17.29. Other programs

Module contributed by Paolo Cavallini - Faunalia

Muista

This chapter shows how to use additional programs from inside Processing. To complete it, you must have installed, with the tools of your operating system, the relevant packages.

17.29.1. GRASS

GRASS is a free and open source GIS software suite for geospatial data management and analysis, image processing, graphics and maps production, spatial modeling, and visualization.

It is installed by default on Windows through the OSGeo4W standalone installer (32 and 64 bit), and it is packaged for all major Linux distributions.

17.29.2. R

R is a free and open source software environment for statistical computing and graphics.

It has to be installed separately, together with a few necessary libraries (LIST). To enable the use of R in QGIS, the Processing R Provider plugin must also be installed.

The beauty of Processing implementation is that you can add your own scripts, simple or complex ones, and they may then be used as any other module, piped into more complex workflows, etc.

Test some of the preinstalled examples, if you have R already installed (remember to activate R modules from the General configuration of Processing).

17.29.3. Others

LASTools is a set of mixed, free and proprietary commands to process and analyze LiDAR data. Availability in various operating system varies.

More tools are available through additional plugins, e.g.:

  • LecoS: a suite for land cover statistics and landscape ecology

  • lwgeom: formerly part of PostGIS, this library brings a few useful tools for geometry cleanup

  • Animove: tools to analyse the home range of animals.

More will come.

17.29.4. Comparison among backends

Buffers and distances

Let’s load points.shp and type buf in the filter of the Toolbox, then double click on:

  • Fixed distance buffer: Distance 10000

  • Variable distance buffer: Distance field SIZE

  • v.buffer.distance: distance 10000

  • v.buffer.column: bufcolumn SIZE

  • Shapes Buffer: fixed value 10000 (dissolve and not), attribute field (with scaling)

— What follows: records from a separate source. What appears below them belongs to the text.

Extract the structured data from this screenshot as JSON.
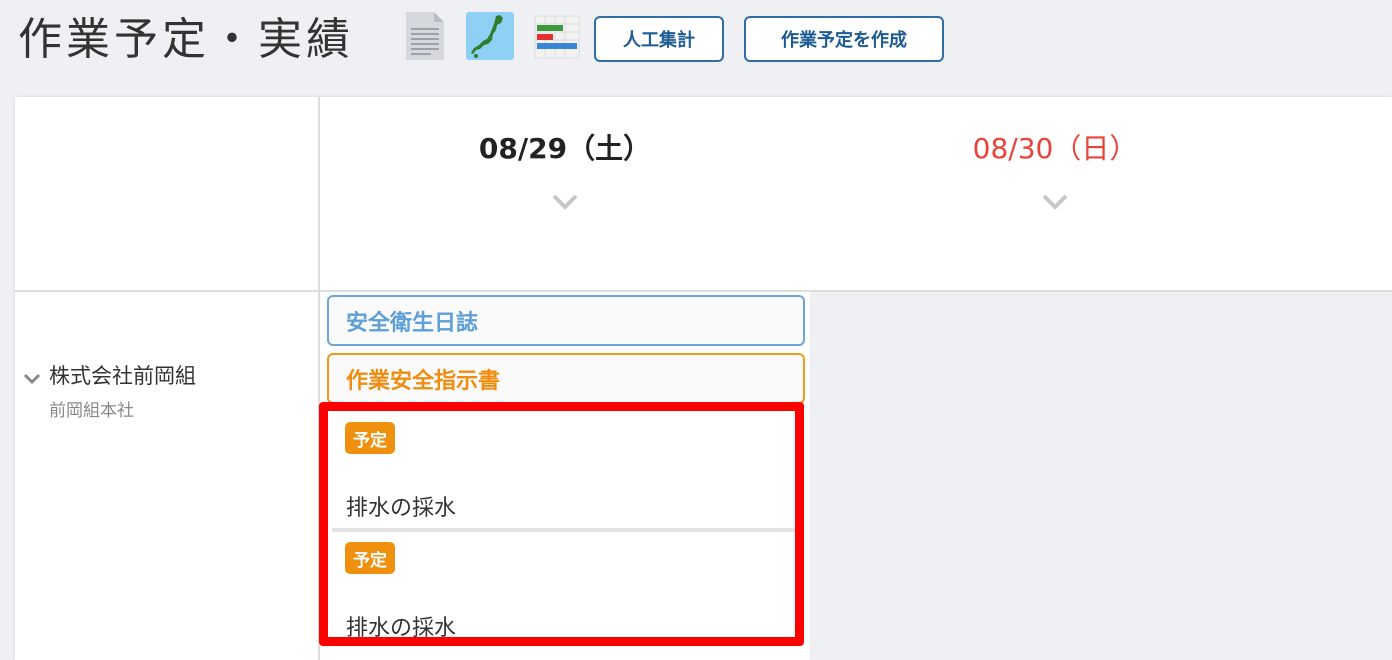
{
  "header": {
    "title": "作業予定・実績",
    "icons": [
      "document-icon",
      "japan-map-icon",
      "gantt-chart-icon"
    ],
    "buttons": {
      "manpower": "人工集計",
      "create_plan": "作業予定を作成"
    }
  },
  "dates": [
    {
      "label": "08/29（土）",
      "color": "#222222"
    },
    {
      "label": "08/30（日）",
      "color": "#e8423a"
    }
  ],
  "company": {
    "name": "株式会社前岡組",
    "branch": "前岡組本社"
  },
  "day_cell": {
    "docs": {
      "safety_journal": "安全衛生日誌",
      "safety_instruction": "作業安全指示書"
    },
    "tasks": [
      {
        "badge": "予定",
        "title": "排水の採水"
      },
      {
        "badge": "予定",
        "title": "排水の採水"
      }
    ]
  },
  "colors": {
    "accent_blue": "#2f6da3",
    "safety_blue": "#5d9fd6",
    "orange": "#f0900f",
    "sunday_red": "#e8423a",
    "highlight": "#ff0000"
  }
}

See how speed is quite different, and different options are available.

Exercise for the reader: find the differences in geometry output between different methods.

Now, raster buffers and distances:

  • first, load and rasterize the vector rivers.shp with GRASS ► v.to.rast.value; beware: cell size must be set to 100 m, otherwise the computation time will be enormous; resulting map will have 1 and NULLs

  • same, with SAGA ► Shapes to Grid ► COUNT (resulting map: 6 to 60)

  • then, proximity (value= 1 for GRASS, a list of rivers ID for SAGA), r.buffer with parameters 1000,2000,3000, r.grow.distance (the first of the two maps; the second will show the areas pertaining to each river, if done on the SAGA raster).

Dissolve

Dissolve features based on a common attribute:

  • GRASS ► v.dissolve municipalities.shp on PROVINCIA

  • QGIS ► Dissolve municipalities.shp on PROVINCIA

  • OGR ► Dissolve municipalities.shp on PROVINCIA

  • SAGA ► Polygon Dissolve municipalities.shp on PROVINCIA (NB: Keep inner boundaries must be unselected)

Muista

The last one is broken in SAGA <=2.10

Exercise for the reader: find the differences (geometry and attributes) between different methods.